In this study, we investigated the potential and limitations of using joint X-ray
and time-of-flight (TOF) neutron imaging for mapping the 3-dimensional
organic carbon distribution in soil. This approach is viable because neutron
and X-ray beams have complementary attenuation properties. Soil minerals
consist to a large part of silicon and aluminium, and elements that are relatively
translucent to neutrons but attenuate X-rays. In contrast, attenuation of
neutrons is strong for hydrogen, which is abundant in soil organic matter
(SOM), while hydrogen barely attenuates X-rays. In theory, TOF neutron
imaging does further more allow the imaging of Bragg edges, which correspond
to d-spacings in minerals. This could help to distinguish between SOM
and clay minerals, the mineral group in soil that is most strongly associated
with hydrogen atoms.
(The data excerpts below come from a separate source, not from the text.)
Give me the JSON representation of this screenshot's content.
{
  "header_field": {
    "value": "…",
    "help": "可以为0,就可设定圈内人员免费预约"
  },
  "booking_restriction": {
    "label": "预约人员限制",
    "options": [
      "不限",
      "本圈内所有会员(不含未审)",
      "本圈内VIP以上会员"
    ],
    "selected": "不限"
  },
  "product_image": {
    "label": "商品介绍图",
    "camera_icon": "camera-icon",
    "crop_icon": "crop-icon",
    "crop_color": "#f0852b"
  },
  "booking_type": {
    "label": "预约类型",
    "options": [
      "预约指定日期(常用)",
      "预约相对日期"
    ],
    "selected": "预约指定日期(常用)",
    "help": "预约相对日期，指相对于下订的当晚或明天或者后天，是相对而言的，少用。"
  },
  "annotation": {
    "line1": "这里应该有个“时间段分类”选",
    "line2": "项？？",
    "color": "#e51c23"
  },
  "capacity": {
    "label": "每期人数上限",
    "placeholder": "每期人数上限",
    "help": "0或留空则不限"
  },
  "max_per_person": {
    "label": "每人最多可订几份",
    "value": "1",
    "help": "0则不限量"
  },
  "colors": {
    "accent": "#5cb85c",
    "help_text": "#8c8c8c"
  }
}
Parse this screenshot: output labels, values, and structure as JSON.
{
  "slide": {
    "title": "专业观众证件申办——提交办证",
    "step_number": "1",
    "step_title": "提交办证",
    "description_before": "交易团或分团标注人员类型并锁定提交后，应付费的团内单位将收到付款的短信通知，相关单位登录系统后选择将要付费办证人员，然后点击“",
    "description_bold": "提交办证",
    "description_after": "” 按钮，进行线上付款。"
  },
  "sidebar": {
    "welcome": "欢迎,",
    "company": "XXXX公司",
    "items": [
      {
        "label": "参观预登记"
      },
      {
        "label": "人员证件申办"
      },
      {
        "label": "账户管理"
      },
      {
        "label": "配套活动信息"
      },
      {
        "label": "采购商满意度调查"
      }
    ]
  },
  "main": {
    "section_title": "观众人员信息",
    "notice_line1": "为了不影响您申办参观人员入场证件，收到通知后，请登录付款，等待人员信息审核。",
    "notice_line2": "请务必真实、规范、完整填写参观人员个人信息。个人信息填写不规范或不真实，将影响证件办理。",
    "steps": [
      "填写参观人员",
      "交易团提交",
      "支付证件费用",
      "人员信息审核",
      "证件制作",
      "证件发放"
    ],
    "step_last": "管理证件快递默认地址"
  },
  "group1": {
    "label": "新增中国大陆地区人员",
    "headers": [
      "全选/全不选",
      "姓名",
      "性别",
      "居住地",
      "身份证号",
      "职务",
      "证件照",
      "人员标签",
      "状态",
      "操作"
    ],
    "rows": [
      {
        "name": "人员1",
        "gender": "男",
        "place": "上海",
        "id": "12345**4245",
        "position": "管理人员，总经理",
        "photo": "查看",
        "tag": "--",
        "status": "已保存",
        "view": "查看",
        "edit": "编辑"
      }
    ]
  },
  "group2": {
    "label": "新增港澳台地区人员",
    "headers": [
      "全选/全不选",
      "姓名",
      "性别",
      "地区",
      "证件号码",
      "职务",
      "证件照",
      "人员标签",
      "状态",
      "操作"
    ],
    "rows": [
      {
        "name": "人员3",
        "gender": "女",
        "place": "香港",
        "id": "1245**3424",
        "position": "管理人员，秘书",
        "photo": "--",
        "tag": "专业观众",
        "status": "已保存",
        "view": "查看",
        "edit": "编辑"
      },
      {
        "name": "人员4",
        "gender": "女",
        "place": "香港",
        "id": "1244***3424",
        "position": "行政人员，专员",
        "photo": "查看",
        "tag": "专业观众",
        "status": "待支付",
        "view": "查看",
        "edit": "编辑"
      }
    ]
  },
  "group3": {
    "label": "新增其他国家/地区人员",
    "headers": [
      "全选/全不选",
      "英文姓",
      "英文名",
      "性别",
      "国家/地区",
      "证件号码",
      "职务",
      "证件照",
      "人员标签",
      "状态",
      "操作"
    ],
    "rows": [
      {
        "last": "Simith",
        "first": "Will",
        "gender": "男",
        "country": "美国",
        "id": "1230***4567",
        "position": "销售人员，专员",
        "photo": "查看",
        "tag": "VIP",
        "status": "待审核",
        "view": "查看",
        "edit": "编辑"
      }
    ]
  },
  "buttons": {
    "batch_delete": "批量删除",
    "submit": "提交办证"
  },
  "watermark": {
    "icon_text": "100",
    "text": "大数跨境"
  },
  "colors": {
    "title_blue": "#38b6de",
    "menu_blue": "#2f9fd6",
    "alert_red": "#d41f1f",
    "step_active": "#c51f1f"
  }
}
We collected TOF neutron image data at the IMAT
beamline at the ISIS facility and synchrotron X-ray image data at the I12
beamline at the Diamond Light source, both located within the Rutherford
Appleton Laboratory, Harwell, UK. The white beam (the full energy spectrum)
neutron image clearly showed variations in neutron attenuation within soil
aggregates at approximately constant X-ray attenuations. This indicates a constant
bulk density with varying organic matter and/or clay content. Unfortunately,
the combination of TOF neutron and X-ray imaging was not suited to
allow for a distinction between SOM and clay minerals at the voxel scale.
While such a distinction is possible in theory, it is prevented by technical limitations.
One of the main reasons is that the neutron frequencies available at
modern neutron sources are too large to capture the main d-spacings of clay
minerals. As a result, inference to voxel scale SOM concentrations is presently
not feasible. Future improved neutron sources and advanced detector designs
will eventually overcome the technical problems encountered here. On the
positive side, combined X-ray and TOF neutron imaging demonstrated abilities
to identify quartz grains and to distinguish between plastics and plant seeds.